Bad Faith Insurance
What is 'Bad Faith Insurance'
An insurance company’s appalling or malicious refusal to pay a policyholder’s legitimate claim. Bad faith insurance can also refer to an insurer’s refusal to investigate and process a policyholder’s claim within a reasonable period. Insurance companies act in bad faith when they misrepresent an insurance contract’s language to the policyholder to avoid paying a claim. They also act in bad faith when they fail to disclose policy limitations and exclusions to policyholders before they purchase a policy, or when they make unreasonable demands on the policyholder to prove a covered loss.
BREAKING DOWN 'Bad Faith Insurance'
Only looking for evidence that supports the insurance company’s basis for denying a claim and ignoring evidence that supports the policyholder’s basis for making a claim is also considered bad faith.
A difference in opinion between the policyholder and the adjuster over an adjuster’s opinion of the loss amount does not constitute bad faith, unless the adjuster refuses to provide reasonable support for his findings. Simply making a mistake does not constitute bad faith, either. The concept of bad faith applies to all types of insurance, from health insurance to homeowners insurance to disability insurance. Further, bad faith applies to any type of contract, not just insurance contracts.

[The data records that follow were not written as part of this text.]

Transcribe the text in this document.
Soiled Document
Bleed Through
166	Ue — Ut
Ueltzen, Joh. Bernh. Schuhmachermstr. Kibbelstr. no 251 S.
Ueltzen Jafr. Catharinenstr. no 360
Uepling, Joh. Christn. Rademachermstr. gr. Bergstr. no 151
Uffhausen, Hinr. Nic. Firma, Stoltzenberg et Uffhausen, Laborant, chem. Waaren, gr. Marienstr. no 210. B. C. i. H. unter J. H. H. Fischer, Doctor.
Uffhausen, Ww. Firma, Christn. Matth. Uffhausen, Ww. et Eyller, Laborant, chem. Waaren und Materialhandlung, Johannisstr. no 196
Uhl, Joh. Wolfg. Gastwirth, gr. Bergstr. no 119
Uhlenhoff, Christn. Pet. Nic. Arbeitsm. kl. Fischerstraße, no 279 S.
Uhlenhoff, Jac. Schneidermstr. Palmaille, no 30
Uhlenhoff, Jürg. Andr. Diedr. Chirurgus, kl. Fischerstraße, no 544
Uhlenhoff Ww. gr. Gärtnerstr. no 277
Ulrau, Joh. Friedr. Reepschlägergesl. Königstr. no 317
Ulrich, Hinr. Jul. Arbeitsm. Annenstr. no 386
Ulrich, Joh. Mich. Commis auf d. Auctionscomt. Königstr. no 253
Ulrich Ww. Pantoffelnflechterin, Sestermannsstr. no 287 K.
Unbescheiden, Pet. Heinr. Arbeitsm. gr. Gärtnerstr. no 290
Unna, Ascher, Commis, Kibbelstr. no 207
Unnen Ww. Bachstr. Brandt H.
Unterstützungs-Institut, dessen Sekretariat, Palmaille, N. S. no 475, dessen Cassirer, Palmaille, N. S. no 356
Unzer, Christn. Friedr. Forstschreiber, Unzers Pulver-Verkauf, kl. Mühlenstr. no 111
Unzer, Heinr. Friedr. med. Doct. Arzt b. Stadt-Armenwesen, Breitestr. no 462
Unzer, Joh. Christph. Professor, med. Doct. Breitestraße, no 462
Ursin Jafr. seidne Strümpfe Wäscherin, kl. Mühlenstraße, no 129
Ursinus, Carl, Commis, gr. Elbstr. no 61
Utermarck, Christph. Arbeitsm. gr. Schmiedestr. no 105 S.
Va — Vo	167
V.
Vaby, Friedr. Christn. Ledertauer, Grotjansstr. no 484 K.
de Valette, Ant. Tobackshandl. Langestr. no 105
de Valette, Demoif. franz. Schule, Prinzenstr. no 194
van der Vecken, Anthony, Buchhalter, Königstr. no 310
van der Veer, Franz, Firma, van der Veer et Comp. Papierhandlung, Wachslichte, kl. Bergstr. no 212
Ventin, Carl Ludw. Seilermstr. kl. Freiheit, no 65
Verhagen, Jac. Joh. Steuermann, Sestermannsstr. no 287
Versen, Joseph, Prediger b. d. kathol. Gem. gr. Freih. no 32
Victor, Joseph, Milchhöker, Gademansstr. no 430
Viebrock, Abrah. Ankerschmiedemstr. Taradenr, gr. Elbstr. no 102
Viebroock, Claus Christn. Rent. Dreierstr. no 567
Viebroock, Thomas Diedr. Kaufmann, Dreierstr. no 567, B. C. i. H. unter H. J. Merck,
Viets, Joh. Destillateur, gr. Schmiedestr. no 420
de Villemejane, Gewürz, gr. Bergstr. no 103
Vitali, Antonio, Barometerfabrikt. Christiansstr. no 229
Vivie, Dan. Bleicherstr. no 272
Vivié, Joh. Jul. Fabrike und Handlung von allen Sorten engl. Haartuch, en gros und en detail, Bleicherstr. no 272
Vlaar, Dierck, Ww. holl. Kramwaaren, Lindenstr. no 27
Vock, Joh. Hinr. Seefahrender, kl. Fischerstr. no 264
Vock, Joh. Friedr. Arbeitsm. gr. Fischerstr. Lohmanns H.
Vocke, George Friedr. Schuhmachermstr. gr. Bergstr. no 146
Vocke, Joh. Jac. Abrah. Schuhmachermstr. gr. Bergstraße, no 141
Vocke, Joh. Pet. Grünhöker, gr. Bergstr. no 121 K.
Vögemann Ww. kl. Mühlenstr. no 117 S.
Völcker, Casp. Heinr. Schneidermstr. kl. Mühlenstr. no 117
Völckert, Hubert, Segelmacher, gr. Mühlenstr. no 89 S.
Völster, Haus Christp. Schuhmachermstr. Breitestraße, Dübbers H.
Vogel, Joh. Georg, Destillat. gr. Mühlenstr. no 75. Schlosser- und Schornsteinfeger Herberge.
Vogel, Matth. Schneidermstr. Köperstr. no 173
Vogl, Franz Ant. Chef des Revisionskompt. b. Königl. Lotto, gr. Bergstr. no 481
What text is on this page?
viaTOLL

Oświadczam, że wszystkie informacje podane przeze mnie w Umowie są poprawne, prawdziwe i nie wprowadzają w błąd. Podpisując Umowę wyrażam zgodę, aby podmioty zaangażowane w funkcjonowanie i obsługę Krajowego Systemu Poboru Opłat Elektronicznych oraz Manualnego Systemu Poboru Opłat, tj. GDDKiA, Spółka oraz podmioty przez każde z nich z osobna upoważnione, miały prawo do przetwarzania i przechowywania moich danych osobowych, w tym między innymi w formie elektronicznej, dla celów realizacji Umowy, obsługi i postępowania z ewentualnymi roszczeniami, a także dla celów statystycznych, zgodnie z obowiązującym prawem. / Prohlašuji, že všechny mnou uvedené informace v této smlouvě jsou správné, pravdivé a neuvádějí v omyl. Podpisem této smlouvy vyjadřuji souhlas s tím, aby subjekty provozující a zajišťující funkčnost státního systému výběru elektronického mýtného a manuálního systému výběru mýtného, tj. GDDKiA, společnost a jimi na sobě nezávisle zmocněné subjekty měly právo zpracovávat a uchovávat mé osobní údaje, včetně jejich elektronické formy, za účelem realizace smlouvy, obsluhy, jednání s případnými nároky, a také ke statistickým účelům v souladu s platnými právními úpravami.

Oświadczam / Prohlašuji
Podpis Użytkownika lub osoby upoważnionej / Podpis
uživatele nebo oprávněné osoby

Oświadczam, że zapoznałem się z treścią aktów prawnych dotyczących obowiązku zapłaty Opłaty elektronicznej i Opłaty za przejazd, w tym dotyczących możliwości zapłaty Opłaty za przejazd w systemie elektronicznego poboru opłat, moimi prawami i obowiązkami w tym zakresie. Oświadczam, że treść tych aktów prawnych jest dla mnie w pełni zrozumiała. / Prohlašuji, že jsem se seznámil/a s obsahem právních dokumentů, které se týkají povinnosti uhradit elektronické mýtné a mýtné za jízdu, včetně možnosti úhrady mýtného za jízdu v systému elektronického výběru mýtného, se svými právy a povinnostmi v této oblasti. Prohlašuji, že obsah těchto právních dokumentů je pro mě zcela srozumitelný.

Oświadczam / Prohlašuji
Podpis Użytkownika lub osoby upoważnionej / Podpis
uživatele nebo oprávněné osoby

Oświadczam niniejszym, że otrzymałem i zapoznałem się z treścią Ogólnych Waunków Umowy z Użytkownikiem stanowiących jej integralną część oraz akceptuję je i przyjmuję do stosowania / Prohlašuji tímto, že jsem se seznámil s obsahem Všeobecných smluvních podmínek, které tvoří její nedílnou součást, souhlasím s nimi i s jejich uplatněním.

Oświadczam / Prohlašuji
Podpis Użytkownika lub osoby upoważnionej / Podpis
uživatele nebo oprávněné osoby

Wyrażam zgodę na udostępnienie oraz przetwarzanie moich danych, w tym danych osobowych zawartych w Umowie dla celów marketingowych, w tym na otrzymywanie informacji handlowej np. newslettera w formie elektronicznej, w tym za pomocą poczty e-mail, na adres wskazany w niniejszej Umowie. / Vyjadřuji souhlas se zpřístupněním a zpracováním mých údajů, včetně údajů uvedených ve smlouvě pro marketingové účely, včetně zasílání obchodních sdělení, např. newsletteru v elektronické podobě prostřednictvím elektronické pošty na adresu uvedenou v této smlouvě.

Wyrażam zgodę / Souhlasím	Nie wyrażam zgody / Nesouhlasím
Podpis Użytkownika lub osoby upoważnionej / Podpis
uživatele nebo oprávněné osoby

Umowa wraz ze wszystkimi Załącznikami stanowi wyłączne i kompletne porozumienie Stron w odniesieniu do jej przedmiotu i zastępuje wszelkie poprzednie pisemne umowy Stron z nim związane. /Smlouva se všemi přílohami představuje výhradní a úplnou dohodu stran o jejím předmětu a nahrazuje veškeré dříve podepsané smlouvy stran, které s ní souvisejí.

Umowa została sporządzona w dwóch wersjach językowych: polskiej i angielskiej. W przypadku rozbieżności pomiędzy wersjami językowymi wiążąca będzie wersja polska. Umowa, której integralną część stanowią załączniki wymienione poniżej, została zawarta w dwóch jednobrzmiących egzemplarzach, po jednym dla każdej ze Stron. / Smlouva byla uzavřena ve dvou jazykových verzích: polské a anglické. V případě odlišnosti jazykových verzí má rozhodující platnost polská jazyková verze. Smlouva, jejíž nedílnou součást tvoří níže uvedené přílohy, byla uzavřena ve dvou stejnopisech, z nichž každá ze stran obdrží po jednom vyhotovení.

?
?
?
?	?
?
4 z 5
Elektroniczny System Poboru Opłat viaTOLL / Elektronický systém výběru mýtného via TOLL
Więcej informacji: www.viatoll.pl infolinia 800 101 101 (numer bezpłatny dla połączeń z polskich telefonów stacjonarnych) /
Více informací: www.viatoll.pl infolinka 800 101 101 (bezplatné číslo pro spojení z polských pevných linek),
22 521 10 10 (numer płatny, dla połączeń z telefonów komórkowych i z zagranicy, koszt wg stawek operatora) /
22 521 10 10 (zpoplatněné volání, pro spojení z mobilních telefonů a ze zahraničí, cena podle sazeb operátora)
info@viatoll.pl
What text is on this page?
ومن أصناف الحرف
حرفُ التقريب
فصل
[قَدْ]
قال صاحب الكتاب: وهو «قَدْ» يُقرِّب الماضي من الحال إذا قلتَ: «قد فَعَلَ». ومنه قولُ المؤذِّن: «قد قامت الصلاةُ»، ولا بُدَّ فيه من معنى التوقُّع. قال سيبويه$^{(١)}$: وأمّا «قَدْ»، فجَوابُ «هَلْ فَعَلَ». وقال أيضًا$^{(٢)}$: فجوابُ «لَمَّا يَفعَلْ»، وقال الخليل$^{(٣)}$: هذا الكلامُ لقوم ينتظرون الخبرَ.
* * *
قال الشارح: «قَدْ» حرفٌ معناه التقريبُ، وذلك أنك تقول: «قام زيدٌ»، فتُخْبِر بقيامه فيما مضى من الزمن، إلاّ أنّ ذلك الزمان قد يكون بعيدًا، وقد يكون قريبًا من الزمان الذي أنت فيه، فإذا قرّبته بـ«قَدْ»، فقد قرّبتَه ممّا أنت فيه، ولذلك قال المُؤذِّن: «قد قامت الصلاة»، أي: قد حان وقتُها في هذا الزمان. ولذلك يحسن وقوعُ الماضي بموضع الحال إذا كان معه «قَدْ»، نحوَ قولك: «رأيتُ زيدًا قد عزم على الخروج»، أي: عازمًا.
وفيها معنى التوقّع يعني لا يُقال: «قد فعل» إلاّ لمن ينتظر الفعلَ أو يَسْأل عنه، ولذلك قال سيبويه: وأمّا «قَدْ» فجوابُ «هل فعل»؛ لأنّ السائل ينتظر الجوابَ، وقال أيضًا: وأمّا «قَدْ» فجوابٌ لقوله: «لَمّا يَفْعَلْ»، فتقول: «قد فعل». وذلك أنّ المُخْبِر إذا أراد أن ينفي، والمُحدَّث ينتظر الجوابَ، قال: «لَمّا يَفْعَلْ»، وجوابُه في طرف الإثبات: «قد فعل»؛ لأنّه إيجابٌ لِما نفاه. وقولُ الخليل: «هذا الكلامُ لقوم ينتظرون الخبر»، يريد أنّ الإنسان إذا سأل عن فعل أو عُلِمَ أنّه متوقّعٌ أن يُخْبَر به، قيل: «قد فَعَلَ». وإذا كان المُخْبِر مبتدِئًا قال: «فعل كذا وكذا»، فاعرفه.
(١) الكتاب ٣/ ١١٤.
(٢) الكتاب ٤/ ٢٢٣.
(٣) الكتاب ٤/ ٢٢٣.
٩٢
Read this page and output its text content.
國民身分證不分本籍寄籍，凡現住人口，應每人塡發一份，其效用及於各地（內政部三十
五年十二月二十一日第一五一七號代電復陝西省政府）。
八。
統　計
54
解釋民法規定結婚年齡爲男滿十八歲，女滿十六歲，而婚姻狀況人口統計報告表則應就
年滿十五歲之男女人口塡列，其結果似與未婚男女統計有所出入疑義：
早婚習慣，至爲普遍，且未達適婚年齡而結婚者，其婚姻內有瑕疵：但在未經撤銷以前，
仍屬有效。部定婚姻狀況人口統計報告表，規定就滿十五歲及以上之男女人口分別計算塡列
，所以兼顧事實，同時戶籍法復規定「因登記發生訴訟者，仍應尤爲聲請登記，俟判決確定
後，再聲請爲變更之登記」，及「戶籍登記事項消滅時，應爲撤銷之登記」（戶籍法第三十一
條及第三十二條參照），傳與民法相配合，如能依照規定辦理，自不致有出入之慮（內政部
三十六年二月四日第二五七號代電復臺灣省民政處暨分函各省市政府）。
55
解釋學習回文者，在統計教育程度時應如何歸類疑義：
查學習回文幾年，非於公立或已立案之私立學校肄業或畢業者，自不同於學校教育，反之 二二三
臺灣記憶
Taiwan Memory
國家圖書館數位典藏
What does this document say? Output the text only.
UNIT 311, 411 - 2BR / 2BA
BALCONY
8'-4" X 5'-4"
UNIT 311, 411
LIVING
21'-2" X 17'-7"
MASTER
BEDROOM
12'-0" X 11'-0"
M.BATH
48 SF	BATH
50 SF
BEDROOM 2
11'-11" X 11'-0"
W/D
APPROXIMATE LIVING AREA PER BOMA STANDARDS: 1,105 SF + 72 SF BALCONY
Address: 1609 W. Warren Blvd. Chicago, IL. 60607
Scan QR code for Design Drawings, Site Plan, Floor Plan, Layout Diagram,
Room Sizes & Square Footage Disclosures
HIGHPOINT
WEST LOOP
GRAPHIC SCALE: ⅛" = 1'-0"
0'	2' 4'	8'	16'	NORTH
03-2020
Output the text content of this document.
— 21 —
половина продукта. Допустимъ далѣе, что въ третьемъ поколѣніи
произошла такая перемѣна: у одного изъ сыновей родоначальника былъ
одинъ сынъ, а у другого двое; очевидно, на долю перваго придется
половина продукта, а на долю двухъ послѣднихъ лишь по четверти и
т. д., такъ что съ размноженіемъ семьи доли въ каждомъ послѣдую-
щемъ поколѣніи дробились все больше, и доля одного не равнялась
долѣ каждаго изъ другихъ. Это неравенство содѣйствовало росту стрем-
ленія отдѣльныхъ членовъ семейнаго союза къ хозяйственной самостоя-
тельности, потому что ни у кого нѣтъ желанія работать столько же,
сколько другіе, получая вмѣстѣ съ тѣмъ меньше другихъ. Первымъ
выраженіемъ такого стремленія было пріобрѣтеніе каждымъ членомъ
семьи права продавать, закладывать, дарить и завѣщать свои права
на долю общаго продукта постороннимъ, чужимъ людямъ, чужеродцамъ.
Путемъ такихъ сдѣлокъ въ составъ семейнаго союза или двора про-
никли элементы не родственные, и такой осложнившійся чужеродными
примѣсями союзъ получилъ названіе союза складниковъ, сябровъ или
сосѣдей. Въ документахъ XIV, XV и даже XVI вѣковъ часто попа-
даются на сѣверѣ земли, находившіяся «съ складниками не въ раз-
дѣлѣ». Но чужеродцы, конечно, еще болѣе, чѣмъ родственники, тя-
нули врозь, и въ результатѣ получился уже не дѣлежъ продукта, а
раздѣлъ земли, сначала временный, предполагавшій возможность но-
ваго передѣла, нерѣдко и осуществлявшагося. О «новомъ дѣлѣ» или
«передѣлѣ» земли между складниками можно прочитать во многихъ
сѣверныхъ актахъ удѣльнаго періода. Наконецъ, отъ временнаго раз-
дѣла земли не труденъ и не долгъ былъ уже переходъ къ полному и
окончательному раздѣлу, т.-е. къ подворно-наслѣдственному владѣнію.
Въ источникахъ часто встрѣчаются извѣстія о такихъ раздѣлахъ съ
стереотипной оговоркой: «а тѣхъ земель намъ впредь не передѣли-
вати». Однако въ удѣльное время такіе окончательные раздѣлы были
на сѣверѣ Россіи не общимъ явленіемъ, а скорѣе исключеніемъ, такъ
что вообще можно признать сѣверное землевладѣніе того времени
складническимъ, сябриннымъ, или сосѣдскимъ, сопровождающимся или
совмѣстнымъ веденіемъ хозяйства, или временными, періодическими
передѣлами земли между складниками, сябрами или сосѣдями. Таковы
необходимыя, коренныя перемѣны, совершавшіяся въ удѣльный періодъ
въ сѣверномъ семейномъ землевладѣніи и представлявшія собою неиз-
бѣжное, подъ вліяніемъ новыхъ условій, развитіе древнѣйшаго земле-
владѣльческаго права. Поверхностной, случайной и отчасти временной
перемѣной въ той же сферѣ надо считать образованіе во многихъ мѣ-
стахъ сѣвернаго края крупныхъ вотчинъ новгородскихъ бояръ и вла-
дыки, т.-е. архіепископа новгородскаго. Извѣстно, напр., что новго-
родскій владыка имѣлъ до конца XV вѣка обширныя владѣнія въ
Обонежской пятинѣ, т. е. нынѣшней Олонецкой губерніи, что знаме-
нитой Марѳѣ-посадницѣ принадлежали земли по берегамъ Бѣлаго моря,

State laws that specifically address bad faith practices, also called unfair claims practices acts, are meant to protect consumers against malicious behaviors by insurance companies. California law has served as a model for many other states’ bad faith laws. Laws provide for an insurance company that has acted in bad faith to pay basic damages to help compensate the victim for having a claim denied, above and beyond the amount owed under the claim. The policyholder may have had to pay out of pocket or borrow money to repair damage that insurance should have paid for, and may have missed work and spent money on attorney’s fees to pursue the claim against the insurance company.
Further, if an insurance company’s behavior is particularly egregious, a jury may award punitive damages to the policyholder to punish the insurance company for its wrongdoing and to discourage it from acting in bad faith with other policyholders. If the insurance company simply makes a mistake and has not acted in bad faith, the proper remedy is only to pay the claim; damages are not involved.